AKW-Genehmigung erneut vor Gericht

Bundesverwaltungsgericht verhandelt über Genehmigung des AKWs Mühlheim-Kärlich von 1975 / Tricks von damals bringen Betreiber und Genehmigungsbehörde ins Schwimmen/Entscheidung nächste Woche  ■  Von Gerd Rosenkranz

Berlin(taz) - Voraussichtlich Ende kommender Woche wird das Bundesverwaltungsgericht in Berlin entscheiden, ob das AKW Mülheim-Kärlich, das seit August 1987 Strom liefert, noch einmal abgeschaltet werden muß. Am Freitag verhandelte der siebte Senat des Gerichts über die Revisionsklage eines Anwohners gegen die erste Teilerrichtungsgenehmigung (TEG), die am 9. Januar 1975 erteilt wurde. Im Vorfeld der Verhandlung hatte der Beschluß des Senats, dem Kläger Walther Thal Prozeßkostenhilfe zu bewilligen, Spekulationen über mögliche Erfolgsaussichten der Revisionsklage ausgelöst.

Im Zusammenhang mit der ersten TEG hatten Genehmigungsbehörde und Betreiber einen Schachzug verabredet, bei dem der Gerichtspräsident noch heute rote Ohren bekommt. Keine zwei Wochen nachdem die Behörde die Genehmigung damals erteilt hatte, stellte der Betreiber einen sogenannten „Freigabeantrag“, in dem das AKW zwar auf demselben Gelände, aber an anderer Stelle nicht mehr in der sogenannten Kompaktbauweise errichtet werden sollte. Der Antrag wurde prompt genehmigt. Damit rückte der Reaktor herunter von einer Tonschicht im Rheintal. Gegen diesen Standort hatte es beim Betreiber RWE schon 1973 intern Bedenken gegeben. Das wußte natürlich auch die Genehmigungsbehörde lange vor Erteilung der ersten TEG. Mit ihrem Trick ersparten sich die Beteiligten aber eine erneute öffentliche Auslegung und Erörterung.

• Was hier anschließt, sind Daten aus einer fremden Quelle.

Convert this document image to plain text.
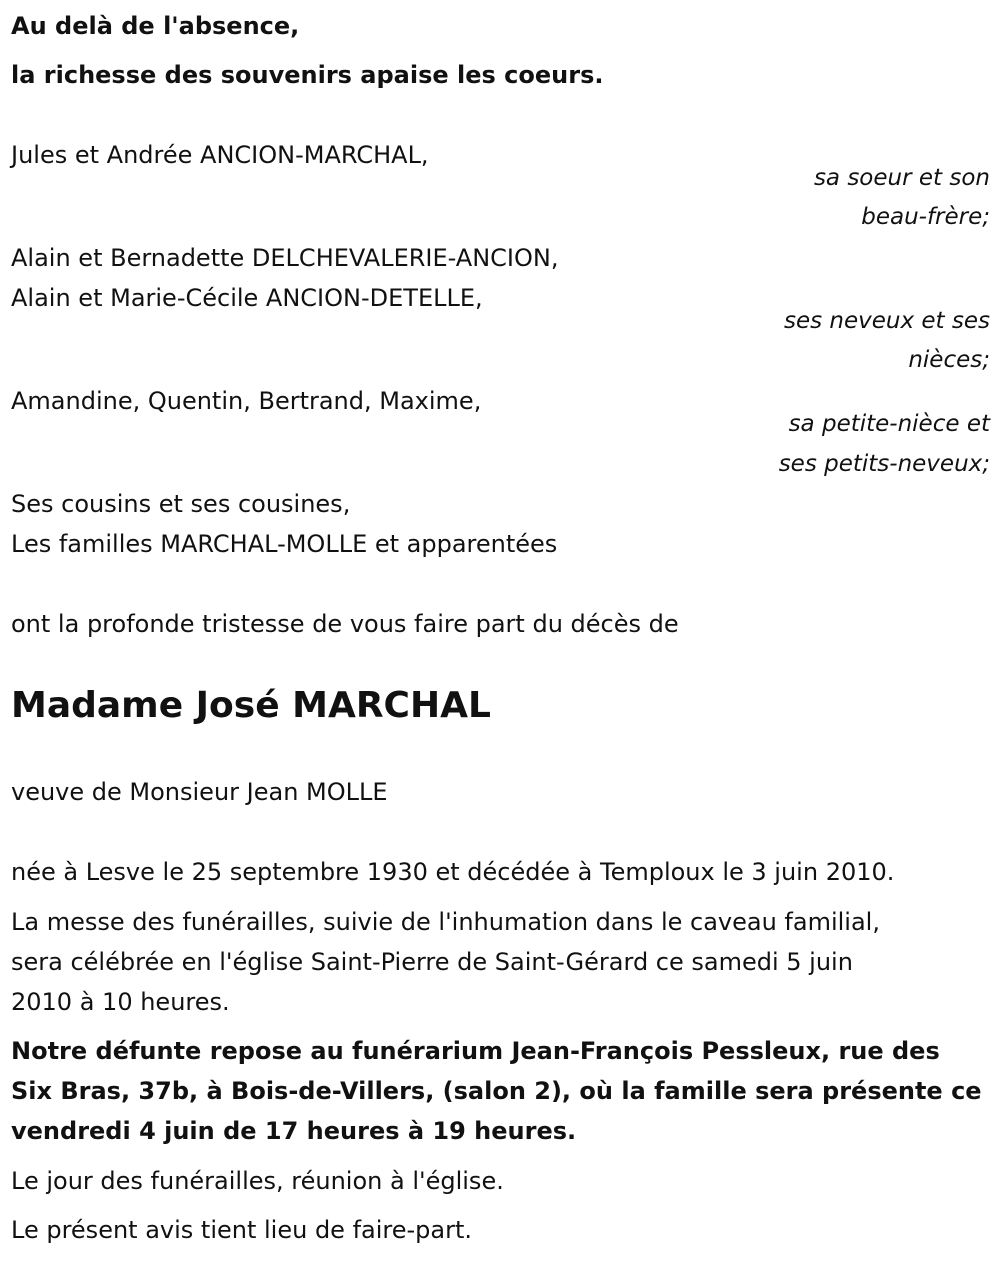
Au delà de l'absence,
la richesse des souvenirs apaise les coeurs.
Jules et Andrée ANCION-MARCHAL,
sa soeur et son
beau-frère;
Alain et Bernadette DELCHEVALERIE-ANCION,
Alain et Marie-Cécile ANCION-DETELLE,
ses neveux et ses
nièces;
Amandine, Quentin, Bertrand, Maxime,
sa petite-nièce et
ses petits-neveux;
Ses cousins et ses cousines,
Les familles MARCHAL-MOLLE et apparentées
ont la profonde tristesse de vous faire part du décès de
Madame José MARCHAL
veuve de Monsieur Jean MOLLE
née à Lesve le 25 septembre 1930 et décédée à Temploux le 3 juin 2010.
La messe des funérailles, suivie de l'inhumation dans le caveau familial,
sera célébrée en l'église Saint-Pierre de Saint-Gérard ce samedi 5 juin
2010 à 10 heures.
Notre défunte repose au funérarium Jean-François Pessleux, rue des
Six Bras, 37b, à Bois-de-Villers, (salon 2), où la famille sera présente ce
vendredi 4 juin de 17 heures à 19 heures.
Le jour des funérailles, réunion à l'église.
Le présent avis tient lieu de faire-part.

Erklärt das BVerwG die TEG jetzt letztinstanzlich für rechtswidrig, käme eine Abschaltung des AKW in greifbare Nähe.

Am Freitag zeichnete sich noch eine andere Entscheidungsmöglichkeit des Gerichts ab. Die Bundesverwaltungsrichter ließen während der Verhandlung Zweifel erkennen, ob das OVG Koblenz richtig entschied, als es den Kläger in der Vorinstanz zurückwies, weil er seine Sicherheitsbedenken bezüglich der Erdbebensicherheit nicht genügend konkretisiert habe. Sollten die höchsten Richter diese Entscheidung für falsch erklären, käme es wohl zur Zurückverweisung an das OVG Koblenz, wo dann neu über Sicherheitsbedenken des Klägers verhandelt werden müßte.